The world can be a scary place. This is a view exacerbated by popular media, which tends to focus attention on sources of violence and despair in disproportion to their prevalence. No surprise there – these things translate into ad revenue more readily than a cold assessment of reality. So it is that polls have the public rating ISIS and North Korea as greater threats than climate change. An exceedingly large portion of Americans also see their own government as a top threat.
There are some good reasons for this. Foremost among them is the loss of legitimacy brought about as private interests seize more and more of the public domain, bending government action toward narrow aims and away from the public interest. The U.S. government has grown exceedingly expensive and unwieldy over the years, even as it has grown less and less capable of acting in the interests of the majority. A desire to rein it in is not misplaced.

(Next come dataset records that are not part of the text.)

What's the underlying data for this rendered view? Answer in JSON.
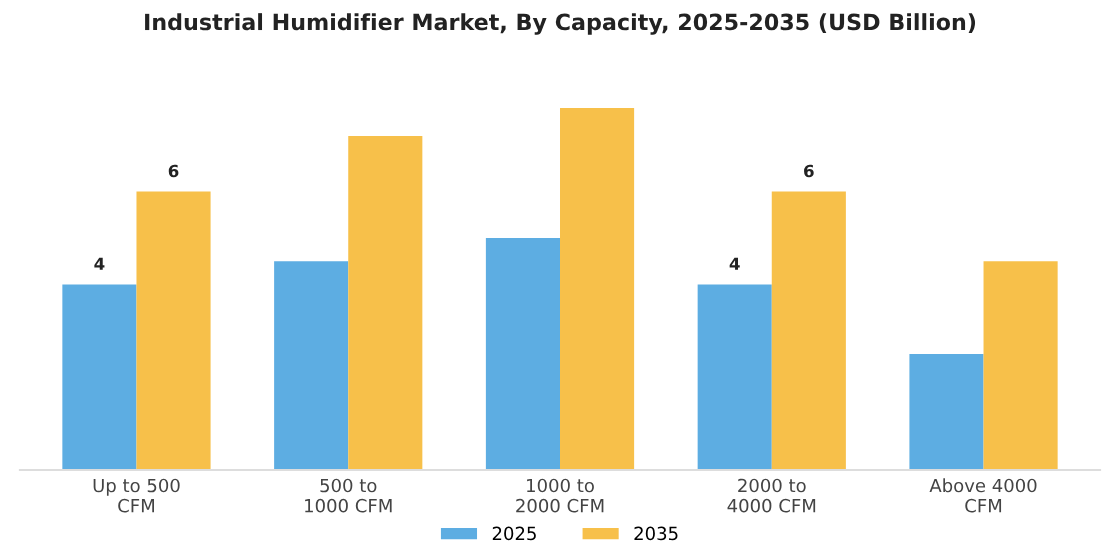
{
  "chart_data": {
    "type": "bar",
    "title": "Industrial Humidifier Market, By Capacity, 2025-2035 (USD Billion)",
    "categories": [
      "Up to 500\nCFM",
      "500 to\n1000 CFM",
      "1000 to\n2000 CFM",
      "2000 to\n4000 CFM",
      "Above 4000\nCFM"
    ],
    "series": [
      {
        "name": "2025",
        "color": "#5dade2",
        "values": [
          4,
          4.5,
          5.0,
          4,
          2.5
        ],
        "value_labels": [
          "4",
          null,
          null,
          "4",
          null
        ]
      },
      {
        "name": "2035",
        "color": "#f7c04a",
        "values": [
          6,
          7.2,
          7.8,
          6,
          4.5
        ],
        "value_labels": [
          "6",
          null,
          null,
          "6",
          null
        ]
      }
    ],
    "legend": "bottom",
    "grid": false
  }
}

However, disguised beyond all this concern over ISIS and North Korea and the U.S. government is a more fundamental threat to the American way of life. That it is so poorly recognized, despite being so well evidenced, is both depressing and disturbing. Because the fact of the matter is that there are forces working to reshape American democracy in a manner most citizens would likely find objectionable. And to significant extent, they are succeeding.
Currently, a cadre of wealthy Americans and right wing intellectuals is working to transform the United States into something rather twisted. Their core motivating principle is that the accumulation of capital takes precedence over all other values. Indeed, it is in their view the ultimate arbiter of value. To them, human worth scales with earnings.